By Denis Sinyakov
“Young silly girls” that’s how Vladimir Putin’s press secretary Dmitry Peskov referred to Ukrainian Femen movement activists Oxana Shachko, Anna Deda and Irina Fomina. The three were sentenced to 5-12 days jail for appearing topless at an election site during the presidential vote in Russia on Sunday and imitating an attempt to steal the ballot box, which Putin had used to vote earlier in the day.
It was the first time Deda and Fomina had been in jail.
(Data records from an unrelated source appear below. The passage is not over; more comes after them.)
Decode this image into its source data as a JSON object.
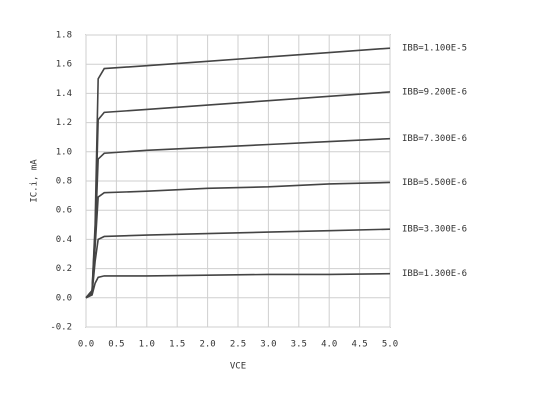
{
  "chart_data": {
    "type": "line",
    "x_label": "VCE",
    "y_label": "IC.i, mA",
    "x": [
      0,
      0.1,
      0.15,
      0.2,
      0.3,
      1,
      2,
      3,
      4,
      5
    ],
    "series": [
      {
        "name": "IBB=1.100E-5",
        "color": "#444444",
        "values": [
          0,
          0.05,
          0.5,
          1.5,
          1.57,
          1.59,
          1.62,
          1.65,
          1.68,
          1.71
        ]
      },
      {
        "name": "IBB=9.200E-6",
        "color": "#444444",
        "values": [
          0,
          0.05,
          0.45,
          1.22,
          1.27,
          1.29,
          1.32,
          1.35,
          1.38,
          1.41
        ]
      },
      {
        "name": "IBB=7.300E-6",
        "color": "#444444",
        "values": [
          0,
          0.04,
          0.4,
          0.95,
          0.99,
          1.01,
          1.03,
          1.05,
          1.07,
          1.09
        ]
      },
      {
        "name": "IBB=5.500E-6",
        "color": "#444444",
        "values": [
          0,
          0.04,
          0.35,
          0.69,
          0.72,
          0.73,
          0.75,
          0.76,
          0.78,
          0.79
        ]
      },
      {
        "name": "IBB=3.300E-6",
        "color": "#444444",
        "values": [
          0,
          0.03,
          0.25,
          0.4,
          0.42,
          0.43,
          0.44,
          0.45,
          0.46,
          0.47
        ]
      },
      {
        "name": "IBB=1.300E-6",
        "color": "#444444",
        "values": [
          0,
          0.02,
          0.1,
          0.14,
          0.15,
          0.15,
          0.155,
          0.16,
          0.16,
          0.165
        ]
      }
    ],
    "xlim": [
      0,
      5
    ],
    "ylim": [
      -0.2,
      1.8
    ],
    "xticks": [
      {
        "value": 0,
        "label": "0.0"
      },
      0.5,
      {
        "value": 1,
        "label": "1.0"
      },
      1.5,
      {
        "value": 2,
        "label": "2.0"
      },
      2.5,
      {
        "value": 3,
        "label": "3.0"
      },
      3.5,
      {
        "value": 4,
        "label": "4.0"
      },
      4.5,
      {
        "value": 5,
        "label": "5.0"
      }
    ],
    "yticks": [
      -0.2,
      {
        "value": 0,
        "label": "0.0"
      },
      0.2,
      0.4,
      0.6,
      0.8,
      {
        "value": 1,
        "label": "1.0"
      },
      1.2,
      1.4,
      1.6,
      1.8
    ],
    "grid": true
  }
}
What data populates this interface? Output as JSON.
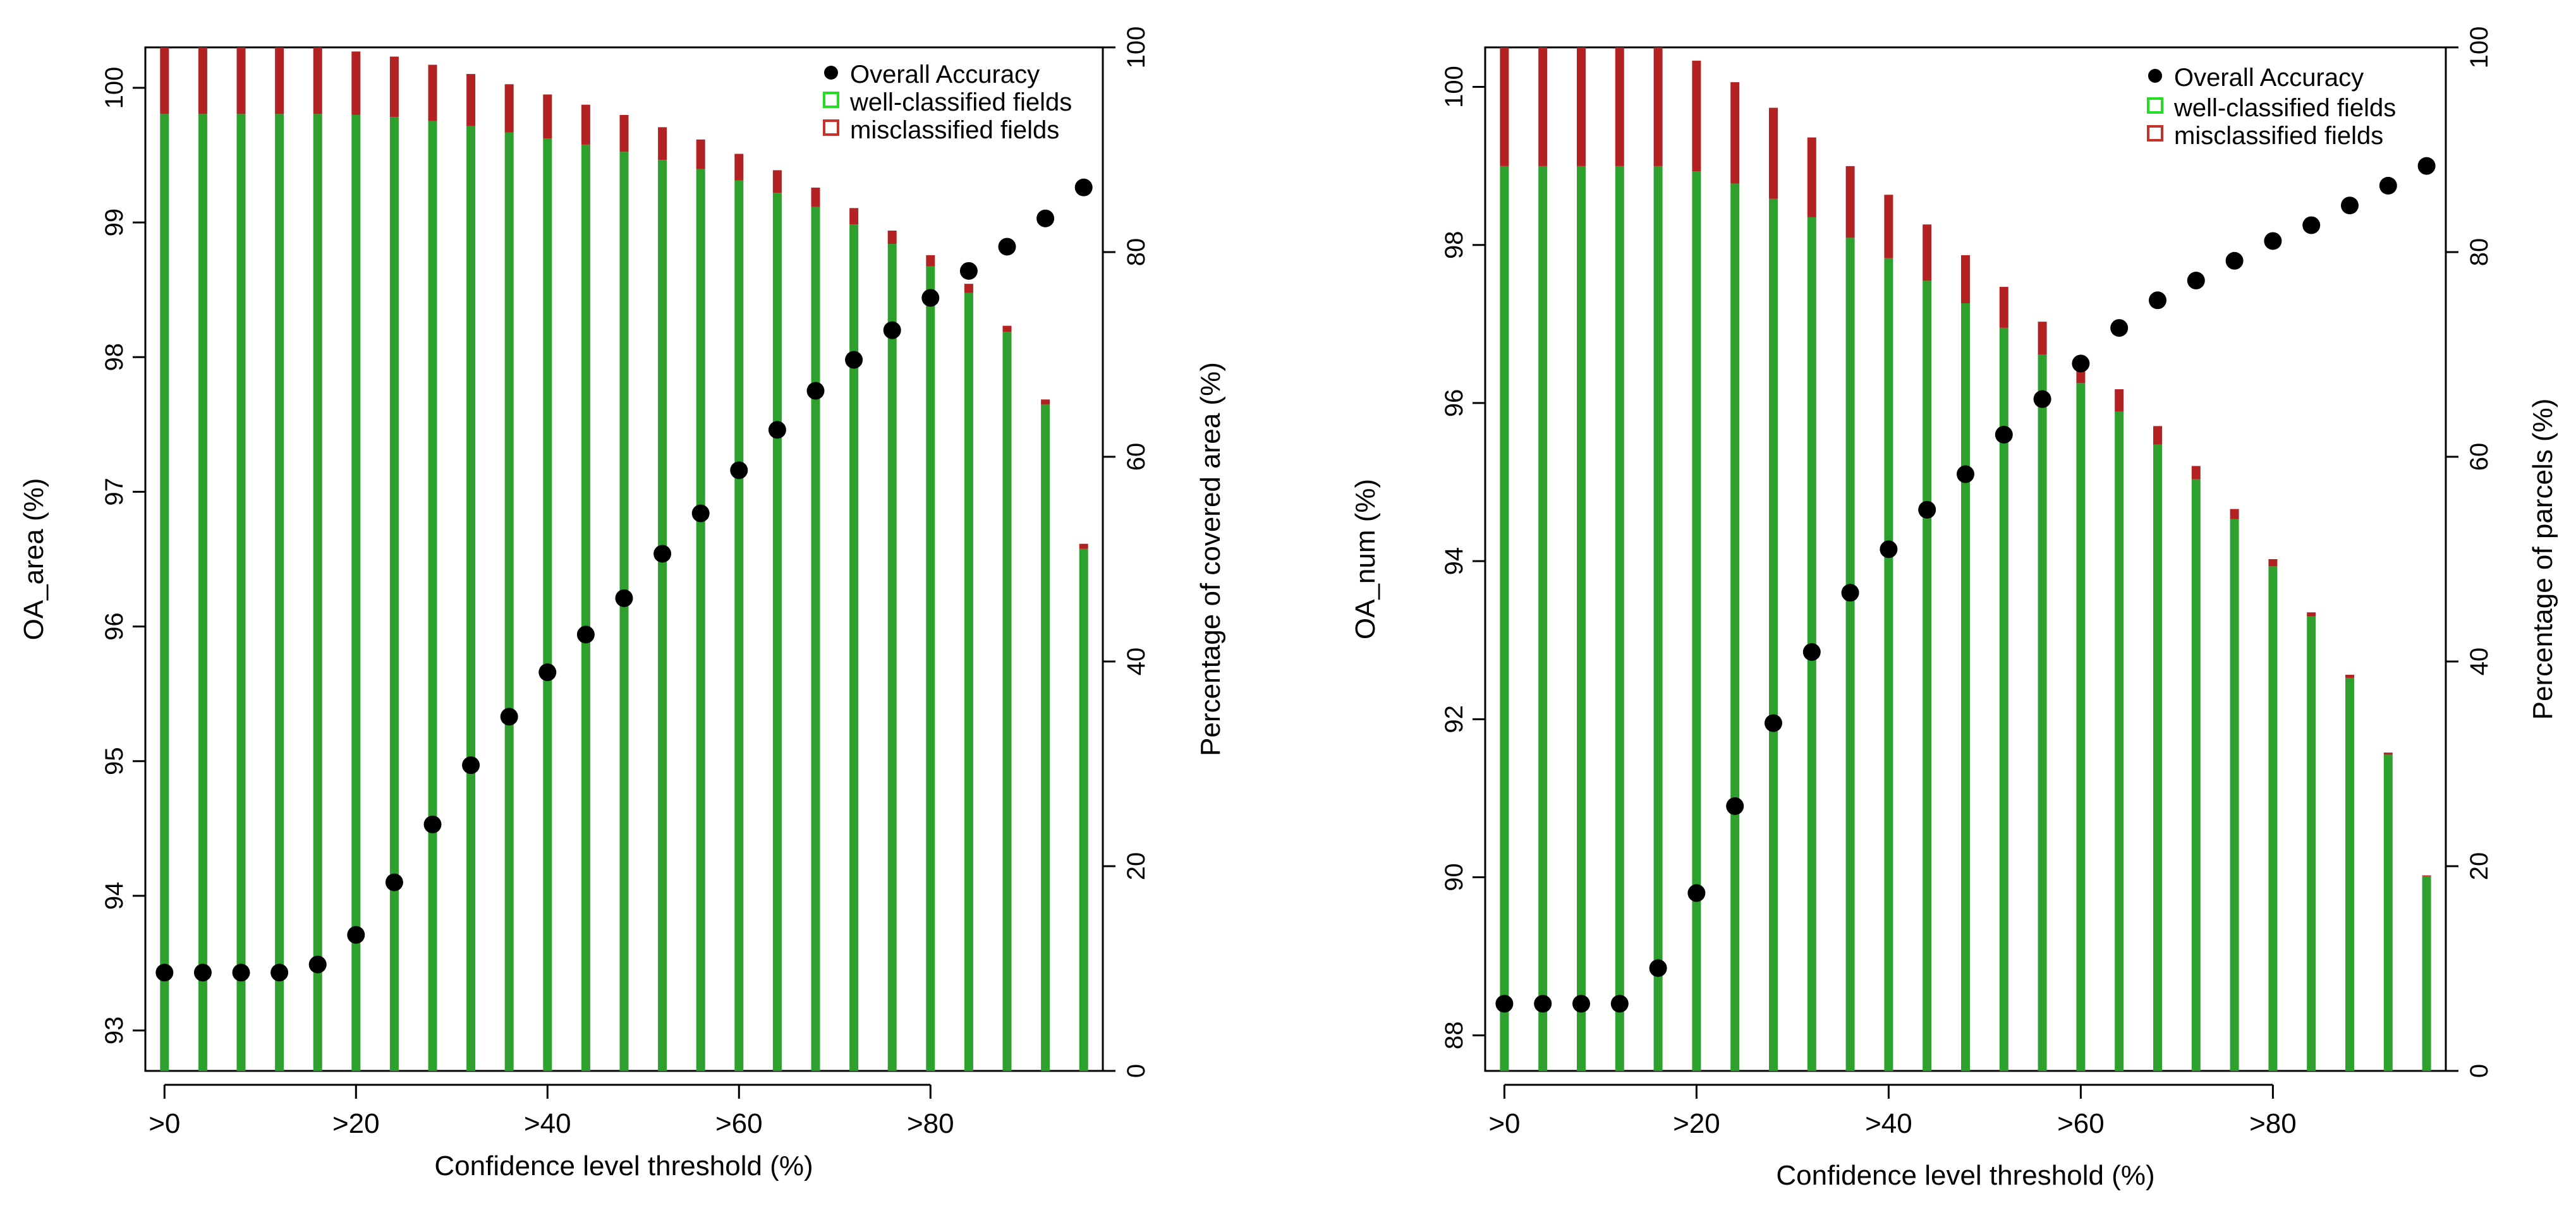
{
  "colors": {
    "well": "#2ea02e",
    "mis": "#b22222",
    "point": "#000000",
    "axis": "#000000",
    "legend_well_box": "#22dd22",
    "legend_mis_box": "#c8302a"
  },
  "chart_data": [
    {
      "type": "bar+scatter",
      "xlabel": "Confidence level threshold (%)",
      "ylabel": "OA_area (%)",
      "y2label": "Percentage of covered area (%)",
      "xlim": [
        -2,
        98
      ],
      "ylim": [
        92.7,
        100.3
      ],
      "y2lim": [
        0,
        100
      ],
      "xticks": [
        0,
        20,
        40,
        60,
        80
      ],
      "xtick_labels": [
        ">0",
        ">20",
        ">40",
        ">60",
        ">80"
      ],
      "yticks": [
        93,
        94,
        95,
        96,
        97,
        98,
        99,
        100
      ],
      "ytick_labels": [
        "93",
        "94",
        "95",
        "96",
        "97",
        "98",
        "99",
        "100"
      ],
      "y2ticks": [
        0,
        20,
        40,
        60,
        80,
        100
      ],
      "y2tick_labels": [
        "0",
        "20",
        "40",
        "60",
        "80",
        "100"
      ],
      "legend": [
        "Overall Accuracy",
        "well-classified fields",
        "misclassified fields"
      ],
      "x": [
        0,
        4,
        8,
        12,
        16,
        20,
        24,
        28,
        32,
        36,
        40,
        44,
        48,
        52,
        56,
        60,
        64,
        68,
        72,
        76,
        80,
        84,
        88,
        92,
        96
      ],
      "series": [
        {
          "name": "Overall Accuracy",
          "axis": "left",
          "values": [
            93.43,
            93.43,
            93.43,
            93.43,
            93.49,
            93.71,
            94.1,
            94.53,
            94.97,
            95.33,
            95.66,
            95.94,
            96.21,
            96.54,
            96.84,
            97.16,
            97.46,
            97.75,
            97.98,
            98.2,
            98.44,
            98.64,
            98.82,
            99.03,
            99.26
          ]
        },
        {
          "name": "well-classified fields",
          "axis": "right",
          "values": [
            93.5,
            93.5,
            93.5,
            93.5,
            93.5,
            93.4,
            93.2,
            92.8,
            92.3,
            91.7,
            91.1,
            90.5,
            89.8,
            89.0,
            88.1,
            87.0,
            85.8,
            84.4,
            82.7,
            80.8,
            78.6,
            76.0,
            72.2,
            65.1,
            51.0
          ]
        },
        {
          "name": "misclassified fields",
          "axis": "right",
          "values": [
            6.5,
            6.5,
            6.5,
            6.5,
            6.5,
            6.2,
            5.9,
            5.5,
            5.1,
            4.7,
            4.3,
            3.9,
            3.6,
            3.2,
            2.9,
            2.6,
            2.2,
            1.9,
            1.6,
            1.3,
            1.1,
            0.9,
            0.6,
            0.5,
            0.5
          ]
        }
      ]
    },
    {
      "type": "bar+scatter",
      "xlabel": "Confidence level threshold (%)",
      "ylabel": "OA_num (%)",
      "y2label": "Percentage of parcels (%)",
      "xlim": [
        -2,
        98
      ],
      "ylim": [
        87.55,
        100.5
      ],
      "y2lim": [
        0,
        100
      ],
      "xticks": [
        0,
        20,
        40,
        60,
        80
      ],
      "xtick_labels": [
        ">0",
        ">20",
        ">40",
        ">60",
        ">80"
      ],
      "yticks": [
        88,
        90,
        92,
        94,
        96,
        98,
        100
      ],
      "ytick_labels": [
        "88",
        "90",
        "92",
        "94",
        "96",
        "98",
        "100"
      ],
      "y2ticks": [
        0,
        20,
        40,
        60,
        80,
        100
      ],
      "y2tick_labels": [
        "0",
        "20",
        "40",
        "60",
        "80",
        "100"
      ],
      "legend": [
        "Overall Accuracy",
        "well-classified fields",
        "misclassified fields"
      ],
      "x": [
        0,
        4,
        8,
        12,
        16,
        20,
        24,
        28,
        32,
        36,
        40,
        44,
        48,
        52,
        56,
        60,
        64,
        68,
        72,
        76,
        80,
        84,
        88,
        92,
        96
      ],
      "series": [
        {
          "name": "Overall Accuracy",
          "axis": "left",
          "values": [
            88.4,
            88.4,
            88.4,
            88.4,
            88.85,
            89.8,
            90.9,
            91.95,
            92.85,
            93.6,
            94.15,
            94.65,
            95.1,
            95.6,
            96.05,
            96.5,
            96.95,
            97.3,
            97.55,
            97.8,
            98.05,
            98.25,
            98.5,
            98.75,
            99.0
          ]
        },
        {
          "name": "well-classified fields",
          "axis": "right",
          "values": [
            88.4,
            88.4,
            88.4,
            88.4,
            88.4,
            87.9,
            86.7,
            85.2,
            83.4,
            81.4,
            79.4,
            77.2,
            75.0,
            72.6,
            70.0,
            67.2,
            64.4,
            61.2,
            57.8,
            53.9,
            49.3,
            44.4,
            38.4,
            30.9,
            19.0
          ]
        },
        {
          "name": "misclassified fields",
          "axis": "right",
          "values": [
            11.6,
            11.6,
            11.6,
            11.6,
            11.6,
            10.8,
            9.9,
            8.9,
            7.8,
            7.0,
            6.2,
            5.5,
            4.7,
            4.0,
            3.2,
            2.7,
            2.2,
            1.8,
            1.3,
            1.0,
            0.7,
            0.4,
            0.3,
            0.2,
            0.1
          ]
        }
      ]
    }
  ]
}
One wouldn’t be able to tell it was Fomina’s first ever protest the night before, when the women gathered to practice in a hostel room overlooking the Moscow river. I had never covered this intimate process of preparation for an act of protest before. Moreover, it was the first time I met the activists, and I barely knew their leader Anna Hutsol. That left me slightly confused.
The day before the elections, Hutsol replied to my request to come and photograph them, saying she would most likely agree. All day long, in my head I was going through pictures of Femen shot by Alessandro Bianchi in Italy, Gleb Garanich in Ukraine, photos that had won at the World Press Photo and POYi, trying to make mine different. My fears about repeating what had been shot already proved groundless, thanks to the interior of the Soviet-style apartment made into a hostel.
Hotsol called me to say the hostel only allowed guests until 23:00. The complicated thing was that the FIS Snowboard World Cup, which I was covering that day, did not end until 21:00. By 21:40, I was at the address Hutsol had sent me. A few male hostel guests lazily sat in front of a TV set in their sweat pants, clueless about what was being prepared next door.
The host, who had no idea about the organization the good-looking young women belonged to, asked them to take photos of themselves in the interiors of the hostel and write a review about it. She wanted to use them for advertisements in the future. We laughed as we found the offer funny given Femen’s growing popularity in Russia and abroad.